Auch die Wertehaltung der Stimmbürgerinnen und Stimmbürger wirkt sich auf die Abstimmungen aus: Die traditionell orientierte Wählerschaft spricht sich häufig aus Angst vor dem Fremden und dem Verlust der schweizerischen Kultur gegen religiöse Minderheiten aus. Die Berner Forschenden empfehlen, solche Ängste ernst zu nehmen und im Abstimmungskampf nicht «rein juristisch» zu argumentieren. «Sonst steigt die Wahrscheinlichkeit, dass sich die Stimmenden gegen die Minderheit entscheiden», schreiben die Politikwissenschaftler – so geschehen kürzlich bei der Minarett-Initiative.

Muslime haben es doppelt schwer

Wichtig ist gemäss Studie auch das Image der betroffenen religiösen Minderheit: Vertritt diese fremde Wertvorstellungen und ist schlecht integriert, hat sie kaum eine Chance, beim Schweizer Volk für ihr Anliegen Gehör zu finden. «Als nichtchristliche Minderheit und Ausländer sind Muslime davon gleich doppelt betroffen», steht in der Zusammenfassung der Studie. Erfolg auf ein positives Abstimmungsergebnis könne höchstens durch eine aktive Teilnahme am Abstimmungskampf angestrebt werden.

Die Beispiele Katholiken und Juden

Allerdings sind nicht etwa nur Angehörige fremder Religionsgemeinschaften von Volksentscheiden betroffen, die für sie negativ ausfallen. Politikwissenschaftler Vatter führt das Beispiel der Katholiken an, die bis ins 20. Jahrhundert benachteiligt waren: 1874 wurde den Katholiken in einer Volksabstimmung über die Totalrevision der Bundesverfassung verboten, neue Orden und Klöster zu gründen.

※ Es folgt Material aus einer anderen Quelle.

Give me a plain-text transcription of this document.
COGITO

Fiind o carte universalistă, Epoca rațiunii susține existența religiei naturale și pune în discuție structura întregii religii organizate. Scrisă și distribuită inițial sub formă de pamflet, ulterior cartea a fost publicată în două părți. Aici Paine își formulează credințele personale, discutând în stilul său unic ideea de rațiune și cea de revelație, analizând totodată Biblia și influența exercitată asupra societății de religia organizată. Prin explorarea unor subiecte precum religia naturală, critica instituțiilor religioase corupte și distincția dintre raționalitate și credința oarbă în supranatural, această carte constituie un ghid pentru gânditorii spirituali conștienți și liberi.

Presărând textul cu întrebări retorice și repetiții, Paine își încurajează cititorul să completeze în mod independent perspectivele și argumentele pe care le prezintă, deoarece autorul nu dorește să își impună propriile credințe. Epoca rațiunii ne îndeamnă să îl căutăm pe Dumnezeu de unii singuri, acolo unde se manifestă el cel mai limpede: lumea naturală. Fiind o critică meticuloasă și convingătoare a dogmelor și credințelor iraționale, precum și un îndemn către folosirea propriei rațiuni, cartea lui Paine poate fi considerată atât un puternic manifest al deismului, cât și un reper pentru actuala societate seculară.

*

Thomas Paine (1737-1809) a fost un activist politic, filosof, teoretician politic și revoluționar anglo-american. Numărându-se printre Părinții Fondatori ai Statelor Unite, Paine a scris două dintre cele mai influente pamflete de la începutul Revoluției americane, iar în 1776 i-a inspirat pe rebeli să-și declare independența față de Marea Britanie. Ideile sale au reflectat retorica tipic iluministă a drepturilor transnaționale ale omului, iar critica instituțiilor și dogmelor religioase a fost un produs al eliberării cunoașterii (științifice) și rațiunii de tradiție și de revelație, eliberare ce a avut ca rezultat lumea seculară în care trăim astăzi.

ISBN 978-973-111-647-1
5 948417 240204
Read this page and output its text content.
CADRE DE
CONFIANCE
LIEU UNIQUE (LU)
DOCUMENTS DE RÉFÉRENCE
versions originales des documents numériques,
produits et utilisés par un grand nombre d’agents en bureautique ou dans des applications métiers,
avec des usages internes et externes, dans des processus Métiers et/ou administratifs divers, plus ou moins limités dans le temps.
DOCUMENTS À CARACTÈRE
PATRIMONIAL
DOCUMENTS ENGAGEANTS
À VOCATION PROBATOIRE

Dieser Klosterartikel wurde erst 1973 wieder aufgehoben – und zwar in einer knappen Abstimmung.

Auch die Schweizer Juden waren von Einschränkungen betroffen: Die erste Bundesverfassung von 1848 gewährte ihnen nicht die gleichen Rechte wie den Christen und beschnitt ihre Glaubens- und Niederlassungsfreiheit. Erst 1874 erhielten die Juden die gleichen Grundrechte – gemäss Studie im internationalen Vergleich zu einem späten Zeitpunkt. Zwanzig Jahre später wurden diese Rechte aber mit der Annahme einer Verfassungsinitiative gegen das Schächten wieder eingeschränkt.